Software Process Dynamics
By Raymond J. Madachy (January 2008, US $84.95, 601 pp.)
The title of this book refers to an important method for modeling the complex and interacting effects of software development. This introduction to the subject shows readers how to find better information about interrelated technical and social factors so as to improve the software development process.
Modern Heuristic Optimization Techniques: Theory and Applications to Power Systems
Edited by Kwang Y. Lee and Mohamed A. El-Sharkawi (February 2008, $99.95, 616 pp.)
This book offers a comprehensive general overview of the wide range of modern heuristic optimization techniques. These are trial-and-error methods of problem solving used when an algorithmic approach is impractical. The authors provide a wealth of information for practicing engineers.
Topics include the fundamentals of evolutionary computation, genetic algorithms, evolutionary programming and strategies, and an overview of power system applications.
Wireless LAN Radios: System Definition to Transistor Design
By Arya Behzad (December 2007, $79.95, 241 pp.)
It is becoming more and more important for LAN system and circuit designers to have a better grasp of WLAN applications applied to the design of next-generation radios. Behzad covers theory in this high-level overview while also emphasizing the practical aspects of radio design for wireless LAN systems.
Nonvolatile Memory Technologies With Emphasis on Flash: A Comprehensive Guide to Understanding and Using NVM Devices
Edited by Joseph E. Brewer and Manzur Gill (January 2008, $135, 759 pp.)
This authoritative reference guide for nonvolatile-memory users covers all variations of flash technology, including memory chips, and binary cell and multilevel cell technology. Topics include basic device structures and related process technologies, principles of operation, circuit design, overall design trade-offs, device testing, reliability, and applications.

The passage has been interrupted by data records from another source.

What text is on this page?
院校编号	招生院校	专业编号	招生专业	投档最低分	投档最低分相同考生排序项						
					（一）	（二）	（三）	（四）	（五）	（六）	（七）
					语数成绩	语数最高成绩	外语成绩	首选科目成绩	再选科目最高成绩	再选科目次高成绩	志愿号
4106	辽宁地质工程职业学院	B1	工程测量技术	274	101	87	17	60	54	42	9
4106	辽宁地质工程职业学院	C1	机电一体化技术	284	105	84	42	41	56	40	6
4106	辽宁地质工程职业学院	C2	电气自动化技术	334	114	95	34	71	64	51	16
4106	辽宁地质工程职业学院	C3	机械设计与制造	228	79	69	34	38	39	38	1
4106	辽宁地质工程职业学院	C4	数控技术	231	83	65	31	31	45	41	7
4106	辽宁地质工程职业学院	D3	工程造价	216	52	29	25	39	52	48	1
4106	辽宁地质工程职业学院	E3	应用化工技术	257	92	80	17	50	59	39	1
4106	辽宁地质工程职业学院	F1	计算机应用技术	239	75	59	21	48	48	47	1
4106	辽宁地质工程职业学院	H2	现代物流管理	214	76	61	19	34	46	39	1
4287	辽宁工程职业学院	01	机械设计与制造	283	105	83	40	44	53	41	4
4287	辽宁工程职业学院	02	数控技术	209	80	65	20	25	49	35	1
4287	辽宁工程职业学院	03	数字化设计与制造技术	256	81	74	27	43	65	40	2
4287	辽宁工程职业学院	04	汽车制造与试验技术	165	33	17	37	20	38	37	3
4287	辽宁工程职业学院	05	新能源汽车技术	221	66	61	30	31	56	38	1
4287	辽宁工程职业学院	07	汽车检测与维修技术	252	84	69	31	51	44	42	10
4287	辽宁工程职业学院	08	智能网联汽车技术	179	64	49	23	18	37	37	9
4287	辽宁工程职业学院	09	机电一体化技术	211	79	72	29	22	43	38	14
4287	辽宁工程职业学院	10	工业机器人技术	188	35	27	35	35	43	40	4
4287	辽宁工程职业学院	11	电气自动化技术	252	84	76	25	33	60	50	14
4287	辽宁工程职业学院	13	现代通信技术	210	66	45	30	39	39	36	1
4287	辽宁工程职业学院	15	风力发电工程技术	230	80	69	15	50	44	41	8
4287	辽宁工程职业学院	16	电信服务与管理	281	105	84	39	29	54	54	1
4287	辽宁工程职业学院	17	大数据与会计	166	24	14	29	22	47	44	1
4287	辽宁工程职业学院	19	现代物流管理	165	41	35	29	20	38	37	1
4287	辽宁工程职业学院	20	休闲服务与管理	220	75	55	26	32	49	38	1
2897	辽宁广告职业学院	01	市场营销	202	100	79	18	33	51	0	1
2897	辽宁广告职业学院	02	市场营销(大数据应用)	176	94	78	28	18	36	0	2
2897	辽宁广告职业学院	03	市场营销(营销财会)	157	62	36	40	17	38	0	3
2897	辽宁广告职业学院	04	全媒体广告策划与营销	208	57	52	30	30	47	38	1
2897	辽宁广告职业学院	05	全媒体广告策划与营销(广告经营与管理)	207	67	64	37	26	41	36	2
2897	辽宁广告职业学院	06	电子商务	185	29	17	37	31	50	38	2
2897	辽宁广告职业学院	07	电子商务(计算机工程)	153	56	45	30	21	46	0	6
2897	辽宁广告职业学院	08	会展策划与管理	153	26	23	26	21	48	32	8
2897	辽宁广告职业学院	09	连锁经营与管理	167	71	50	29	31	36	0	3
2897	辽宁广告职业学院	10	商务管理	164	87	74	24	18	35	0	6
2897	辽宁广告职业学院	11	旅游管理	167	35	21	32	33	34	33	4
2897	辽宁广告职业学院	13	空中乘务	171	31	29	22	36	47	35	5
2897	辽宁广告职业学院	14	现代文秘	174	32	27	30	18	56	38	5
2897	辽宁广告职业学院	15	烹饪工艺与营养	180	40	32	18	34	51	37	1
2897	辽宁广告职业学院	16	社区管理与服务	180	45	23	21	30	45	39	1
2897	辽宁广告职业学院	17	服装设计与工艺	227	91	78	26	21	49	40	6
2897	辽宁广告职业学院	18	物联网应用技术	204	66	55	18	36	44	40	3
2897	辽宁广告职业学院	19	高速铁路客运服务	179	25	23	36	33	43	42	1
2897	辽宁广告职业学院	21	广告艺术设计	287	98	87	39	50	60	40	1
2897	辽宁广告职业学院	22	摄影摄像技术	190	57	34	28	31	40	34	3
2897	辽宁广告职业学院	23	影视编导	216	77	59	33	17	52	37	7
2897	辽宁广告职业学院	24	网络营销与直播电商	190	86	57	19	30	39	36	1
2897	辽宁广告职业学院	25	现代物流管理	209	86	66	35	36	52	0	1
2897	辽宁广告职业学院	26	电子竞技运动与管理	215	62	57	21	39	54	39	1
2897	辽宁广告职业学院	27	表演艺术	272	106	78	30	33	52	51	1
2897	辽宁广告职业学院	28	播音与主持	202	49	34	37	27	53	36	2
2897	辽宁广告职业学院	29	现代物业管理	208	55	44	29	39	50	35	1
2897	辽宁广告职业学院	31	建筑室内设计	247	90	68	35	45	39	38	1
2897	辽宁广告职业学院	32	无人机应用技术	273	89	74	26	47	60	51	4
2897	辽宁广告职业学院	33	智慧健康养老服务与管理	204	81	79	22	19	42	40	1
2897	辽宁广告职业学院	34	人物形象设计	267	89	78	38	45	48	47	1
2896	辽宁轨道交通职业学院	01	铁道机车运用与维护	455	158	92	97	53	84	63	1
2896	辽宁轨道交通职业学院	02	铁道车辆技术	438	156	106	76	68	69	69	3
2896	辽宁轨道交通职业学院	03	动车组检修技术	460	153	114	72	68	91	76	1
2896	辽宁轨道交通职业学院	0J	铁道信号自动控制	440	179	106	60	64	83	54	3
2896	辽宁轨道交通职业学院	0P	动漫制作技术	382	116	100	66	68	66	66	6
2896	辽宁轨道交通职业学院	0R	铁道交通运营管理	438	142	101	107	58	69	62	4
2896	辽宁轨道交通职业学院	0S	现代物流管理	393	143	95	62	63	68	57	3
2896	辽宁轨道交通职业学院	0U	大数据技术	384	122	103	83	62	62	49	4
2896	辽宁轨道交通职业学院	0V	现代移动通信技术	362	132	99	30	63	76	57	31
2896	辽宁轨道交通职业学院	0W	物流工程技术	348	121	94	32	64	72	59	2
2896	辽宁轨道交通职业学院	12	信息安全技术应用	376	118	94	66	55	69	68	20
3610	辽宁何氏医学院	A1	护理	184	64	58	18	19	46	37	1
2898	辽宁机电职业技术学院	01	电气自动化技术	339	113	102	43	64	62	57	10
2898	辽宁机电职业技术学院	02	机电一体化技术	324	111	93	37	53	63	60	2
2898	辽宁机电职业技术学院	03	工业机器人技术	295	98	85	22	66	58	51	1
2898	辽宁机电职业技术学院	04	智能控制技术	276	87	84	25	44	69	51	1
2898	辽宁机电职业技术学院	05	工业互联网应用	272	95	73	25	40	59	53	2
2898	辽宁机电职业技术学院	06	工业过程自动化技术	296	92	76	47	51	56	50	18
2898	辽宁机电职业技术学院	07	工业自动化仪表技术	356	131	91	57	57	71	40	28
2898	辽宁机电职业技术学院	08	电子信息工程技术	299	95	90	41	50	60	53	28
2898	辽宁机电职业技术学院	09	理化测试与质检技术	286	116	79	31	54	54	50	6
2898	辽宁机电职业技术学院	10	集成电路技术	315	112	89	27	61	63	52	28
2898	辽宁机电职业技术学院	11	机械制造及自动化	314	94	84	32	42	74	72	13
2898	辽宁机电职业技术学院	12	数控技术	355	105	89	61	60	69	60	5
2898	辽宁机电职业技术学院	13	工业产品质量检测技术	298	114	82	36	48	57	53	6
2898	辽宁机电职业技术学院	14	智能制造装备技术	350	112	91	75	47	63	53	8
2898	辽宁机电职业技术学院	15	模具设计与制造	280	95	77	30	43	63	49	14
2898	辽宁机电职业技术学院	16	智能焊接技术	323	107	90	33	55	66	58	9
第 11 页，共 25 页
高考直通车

Computational Intelligence in Bioinformatics
Edited by Gary B. Fogel, David W. Corne, and Yi Pan (December 2007, $79.95, 355 pp.)
An introduction to computational intelligence methods and applications, this book highlights the importance of such methods for a diverse range of bioinformatics problems, and it highlights some of the field’s recent successes.
VLSI Circuit Design Methodology Demystified: A Conceptual Taxonomy
By Liming Xiu (November 2007, $69.95, 202 pp.)
Because of its complexity and fast-changing nature, VLSI circuit design is not widely taught in universities or even well understood by many engineers. Written by an industry expert, this book aims to change that by featuring questions and answers about VLSI circuit design. It relies on up-to-date, real-world design examples to demonstrate how to diagnose and attack common problems in a practical way.
Arya Behzad On Bridging The Design Gap
Textbooks have typically treated wireless LAN system design and radio design as separate topics. But many recent improvements in wireless LAN systems—such as greater reliability at lower cost—are partly due to better radio design, says IEEE Senior Member Arya Behzad. So he combined the two types of design in his new book, Wireless LAN Radios: System Definition to Transistor Design. With it he hopes to “bridge the gap between circuit and system design.”
The book describes the various IEEE 802.11 wireless standards and their impact on radio design. It also examines the different types of radio architecture and their effect on the cost of wireless systems. Anyone studying or working in wireless LAN design, communication theory, or radio design could benefit from the book, says Behzad, director of engineering in the mobile and wireless business unit of Broadcom Corp., in San Diego, and a Broadcom Distinguished Engineer.
The idea for the book came after he taught a course on WLAN radio design at an IEEE International Solid-State Circuits Conference in San Francisco. It was so popular that several people suggested he write a book and elaborate on the topics he discussed.